Zweitens: hier geht es nicht um eine Religionsfrage wie Apple oder Android; Mercedes oder BMW; Sprinter oder Sevel. Da geht es um Technologie aus grauer Vorzeit. Man sollte sich nicht so abfällig äußern wenn man die technichen Hintergründe und Geschichte, also das WIESO, nicht kennt:
Drittens: Warum wir in verschiedenen Zonen unterschiedliche Framerates haben liegt nicht an der Willkür der Entwickler und deren "Süppchen". Das liegt schlicht und einfach an den Stromnetzen, dem Zeilensprungverfahren und dem Shannon-Theorem. Das kommt aus einer Zeit als es keine Quarztaktgeber gab. Da hat man die Taktgebung zur Bildfortschaltung über die Phasenwechsel des Stromnetzes gesynct. Man hat also jedes Mal wenn man wenn man ein Bild fortschalten wollte, dies getan, wenn unser Stromnetz die Phase gewechselt hat. Dies geschah in unseren Gefilden 50x pro Sekunde - 220v bei 50Hz. Zum Sehen eines flüssigen Bildes benötigt das menschliche Gehirn !mindestens! 16 Bilder. 16 Taktwechsel waren in unserem Netz nicht möglich. Bei einem 50Hz Netz gingen nur 25, 50 oder 100 Bilder. Das nächst Höhere zu 16 waren also 25 Bilder. Nun kommt das Shannon Theorem ins Spiel welches, vereinfacht ausgedrückt, sagt, dass man immer doppelt so hoch abtasten sollte wie man es wirklich braucht - aber wirklich nur stark vereinfacht. Heisst, ich brauche theoretisch 50 bewegte Bilder. In der damaligen Zeit von Röhren Fernsehern und Schwarzweiss war es aber nicht möglich 50 Vollbilder zu übertragen. Das ging über den Ether nicht. Also hat man die Bilder in Halbbilder zerlegt und hat gerade und ungerade Halbbilder abwechselnd übertragen. Wenn man diese Halbbilder (interlaced) zu Vollbildern, wie es heute üblich ist, zusammenfügt (de-interlacing) dann kommt man bei 25 Progressiven Bildern heraus. Nennt sich 25p.

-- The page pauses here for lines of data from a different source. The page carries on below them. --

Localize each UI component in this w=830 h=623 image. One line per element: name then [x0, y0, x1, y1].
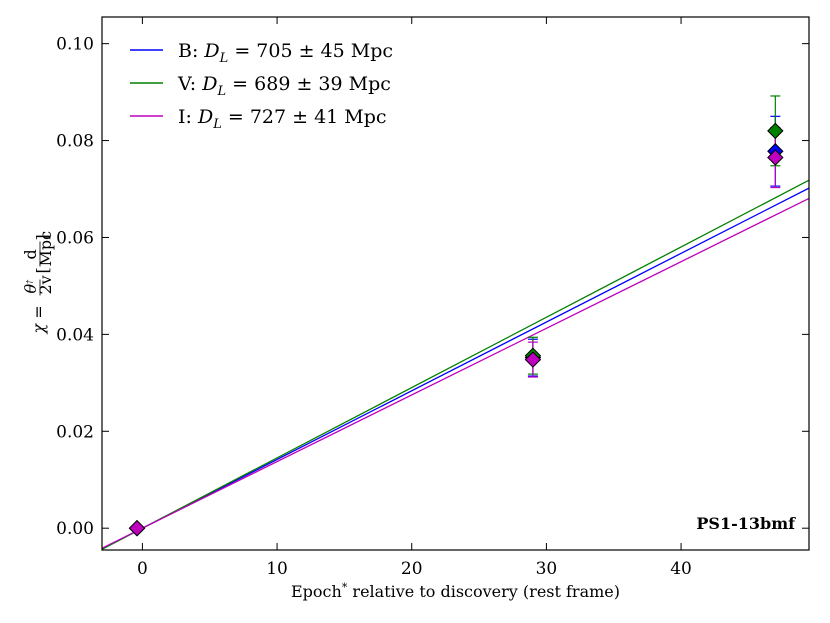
y-tick-label: 0.04: [56, 325, 94, 345]
x-tick-label: 10: [266, 559, 288, 579]
y-tick-label: 0.06: [56, 228, 94, 248]
y-label-bracket-open: [: [33, 267, 52, 273]
y-label-bracket-close: ]: [33, 234, 52, 240]
y-label-unit-den: Mpc: [36, 231, 55, 267]
data-point-i: [767, 149, 784, 166]
fit-line-b: [102, 187, 809, 550]
legend-entry-v: V: DL = 689 ± 39 Mpc: [177, 73, 391, 99]
x-axis-label: Epoch* relative to discovery (rest frame…: [291, 581, 620, 602]
axis-ticks: [102, 17, 809, 550]
object-annotation: PS1-13bmf: [696, 514, 796, 533]
y-label-frac-den: 2v: [36, 275, 55, 294]
plot-frame: [101, 16, 810, 551]
fit-lines: [102, 179, 809, 550]
tick-labels: 0 10 20 30 40 0.00 0.02 0.04 0.06 0.08 0.10: [56, 35, 692, 579]
data-point-v: [767, 122, 784, 140]
legend: B: DL = 705 ± 45 Mpc V: DL = 689 ± 39 Mpc…: [130, 40, 393, 132]
x-tick-label: 40: [670, 559, 692, 579]
legend-entry-b: B: DL = 705 ± 45 Mpc: [178, 40, 393, 66]
fit-line-i: [102, 197, 809, 549]
fit-line-v: [102, 179, 809, 550]
data-point-i: [128, 519, 146, 537]
x-tick-label: 0: [137, 559, 148, 579]
y-tick-label: 0.02: [56, 422, 94, 442]
x-tick-label: 20: [401, 559, 423, 579]
y-tick-label: 0.00: [56, 519, 94, 539]
y-tick-label: 0.10: [56, 35, 94, 55]
y-axis-label: χ = θ† 2v [ d Mpc ]: [21, 231, 55, 335]
legend-entry-i: I: DL = 727 ± 41 Mpc: [178, 106, 387, 132]
y-label-unit-num: d: [21, 249, 40, 259]
data-markers: [128, 122, 784, 537]
y-label-lhs: χ =: [29, 305, 48, 334]
error-bars: [527, 95, 781, 378]
x-tick-label: 30: [536, 559, 558, 579]
y-tick-label: 0.08: [56, 132, 94, 152]
data-point-i: [524, 351, 542, 368]
y-label-frac-num: θ†: [21, 279, 40, 294]
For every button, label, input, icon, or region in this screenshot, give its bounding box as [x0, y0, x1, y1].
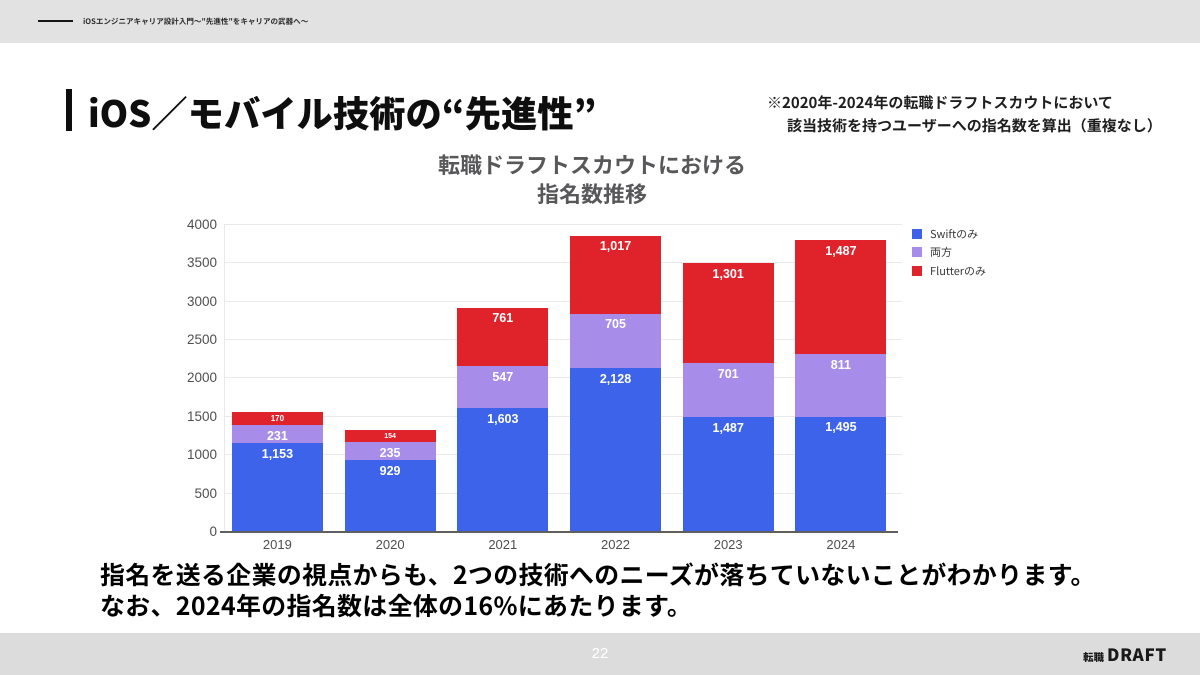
summary-line2: なお、2024年の指名数は全体の16%にあたります。: [100, 587, 693, 624]
gridline: [224, 300, 902, 302]
gridline: [224, 415, 902, 417]
bar-segment-2023-1: [682, 363, 774, 418]
legend-swatch-icon: [912, 229, 922, 239]
bar-value-label-2024-0: 1,495: [825, 420, 857, 435]
y-axis-tick-label: 3500: [186, 255, 217, 271]
y-axis-tick-label: 2000: [186, 370, 217, 386]
bar-value-label-2022-0: 2,128: [599, 371, 632, 386]
top-band-dash-icon: [38, 19, 73, 22]
x-axis-tick-label: 2024: [826, 537, 856, 552]
page-number: 22: [591, 644, 609, 662]
legend-swatch-icon: [912, 265, 922, 276]
bar-value-label-2019-0: 1,153: [261, 446, 294, 461]
bar-segment-2021-2: [457, 307, 549, 367]
bar-segment-2019-2: [231, 412, 323, 426]
gridline: [224, 454, 902, 456]
bar-value-label-2021-0: 1,603: [487, 411, 519, 426]
y-axis-line: [224, 224, 225, 532]
bar-segment-2020-0: [344, 460, 436, 532]
title-accent-bar: [66, 89, 72, 131]
x-axis-tick-label: 2023: [713, 537, 743, 552]
bar-value-label-2020-2: 154: [384, 432, 396, 440]
y-axis-tick-label: 0: [209, 524, 217, 540]
annotation-note-line2: 該当技術を持つユーザーへの指名数を算出（重複なし）: [772, 114, 1162, 136]
gridline: [224, 223, 902, 225]
bar-value-label-2024-1: 811: [830, 357, 851, 372]
chart-title-line2: 指名数推移: [536, 176, 647, 209]
bar-value-label-2020-1: 235: [379, 445, 401, 460]
gridline: [224, 377, 902, 379]
gridline: [224, 338, 902, 340]
bar-value-label-2022-1: 705: [605, 317, 626, 332]
summary-line1: 指名を送る企業の視点からも、2つの技術へのニーズが落ちていないことがわかります。: [100, 555, 1096, 592]
bar-value-label-2023-0: 1,487: [712, 420, 744, 435]
gridline: [224, 262, 902, 264]
bar-segment-2022-1: [570, 313, 661, 369]
brand-logo-jp: 転職: [1083, 649, 1104, 665]
y-axis-tick-label: 4000: [186, 216, 217, 232]
bar-value-label-2019-2: 170: [270, 413, 285, 423]
legend-label: Flutterのみ: [930, 262, 987, 279]
top-band: iOSエンジニアキャリア設計入門〜"先進性"をキャリアの武器へ〜: [0, 0, 1200, 43]
summary-text: 指名を送る企業の視点からも、2つの技術へのニーズが落ちていないことがわかります。…: [100, 555, 1150, 624]
x-axis-tick-label: 2021: [488, 537, 518, 552]
bar-segment-2022-2: [570, 235, 661, 314]
bar-value-label-2021-1: 547: [492, 369, 514, 384]
chart-title-line1: 転職ドラフトスカウトにおける: [437, 148, 746, 180]
footer: 22 転職 DRAFT: [0, 633, 1200, 675]
x-axis-tick-label: 2019: [262, 537, 292, 552]
brand-logo: 転職 DRAFT: [1083, 641, 1167, 666]
bar-value-label-2024-2: 1,487: [825, 243, 857, 258]
bar-segment-2020-2: [344, 430, 436, 443]
bar-value-label-2022-2: 1,017: [599, 239, 632, 254]
annotation-note: ※2020年-2024年の転職ドラフトスカウトにおいて 該当技術を持つユーザーへ…: [767, 92, 1187, 137]
x-axis-line: [220, 531, 898, 533]
bar-segment-2019-1: [231, 425, 323, 444]
bar-segment-2024-1: [795, 354, 887, 417]
chart-title: 転職ドラフトスカウトにおける 指名数推移: [292, 150, 892, 207]
y-axis-tick-label: 1500: [186, 408, 217, 424]
y-axis-tick-label: 3000: [186, 293, 217, 309]
bar-segment-2023-0: [682, 417, 774, 532]
y-axis-tick-label: 500: [194, 485, 217, 501]
x-axis-tick-label: 2022: [601, 537, 630, 552]
annotation-note-line1: ※2020年-2024年の転職ドラフトスカウトにおいて: [767, 92, 1113, 113]
y-axis-tick-label: 1000: [186, 447, 217, 463]
gridline: [224, 492, 902, 494]
bar-segment-2024-2: [795, 240, 887, 355]
bar-value-label-2023-2: 1,301: [712, 266, 744, 281]
bar-segment-2021-1: [457, 366, 549, 409]
bar-value-label-2020-0: 929: [379, 463, 401, 478]
bar-segment-2022-0: [570, 368, 661, 532]
page-title: iOS／モバイル技術の“先進性”: [88, 86, 597, 138]
bar-value-label-2021-2: 761: [492, 311, 514, 326]
bar-segment-2021-0: [457, 408, 549, 532]
bar-segment-2019-0: [231, 443, 323, 532]
y-axis-tick-label: 2500: [186, 331, 217, 347]
bar-segment-2020-1: [344, 442, 436, 461]
brand-logo-en: DRAFT: [1107, 640, 1167, 666]
bar-value-label-2023-1: 701: [717, 366, 739, 381]
bar-value-label-2019-1: 231: [266, 428, 288, 443]
course-title: iOSエンジニアキャリア設計入門〜"先進性"をキャリアの武器へ〜: [83, 16, 309, 27]
bar-segment-2023-2: [682, 263, 774, 364]
legend-label: Swiftのみ: [930, 226, 979, 242]
legend-label: 両方: [930, 244, 952, 261]
x-axis-tick-label: 2020: [375, 537, 405, 552]
bar-segment-2024-0: [795, 416, 887, 532]
legend-swatch-icon: [912, 247, 922, 258]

In Ländern wie z. B. USA hatte man auch damals schon keine 220V mit 50Hz, sondern 110V mit ca. 60Hz. Es ist auch nicht exakt 60Hz sondern minimal langsamer. Das wurde in den USA halt parallel so entwickelt. Auch sie hatten keine Quarztaktgeber und mussten auch über die Phasenwechsel die Bilder fortschalten. Da sich 60 nicht durch 25 teilen ließ ging das aber nicht mit 25. Deshalb sind die dann auf 60 Halbbilder gegangen was progressiv 30 Vollbilder sind, aber auch nicht genau 30 sondern 29,95fps.
Ein weiterer Nachteil zu PAL - NTSC Zeit war, dass NTSC von der Auflösung kleiner also schlechter war. Ausserdem waren sowohl Seitenverhältnis, also auch Pixelseitenverhältnis anders. In Europa mit 30fps zu arbeiten ist also keine Glaubensfrage und auch keine Frage des eigenen Geschmacks, sondern einfach falsch. Punkt. Klar kann das jeder machen wie er will. Und im Zeitalter von HD und 4k wo sich wenigstens die Pixelseitenverhältnisse, Seitenverhältnisse und die Auflösung angeglichen haben spielt das auch weniger eine Rolle. Aber es bleibt
fachlich gesehen dilletantisch. Natürlich kann mir auch keiner verbieten dass ich sage
der Auto oder
der Pfanne, aber es wird deswegen trotzdem nicht richtig, nur weil ich es kann.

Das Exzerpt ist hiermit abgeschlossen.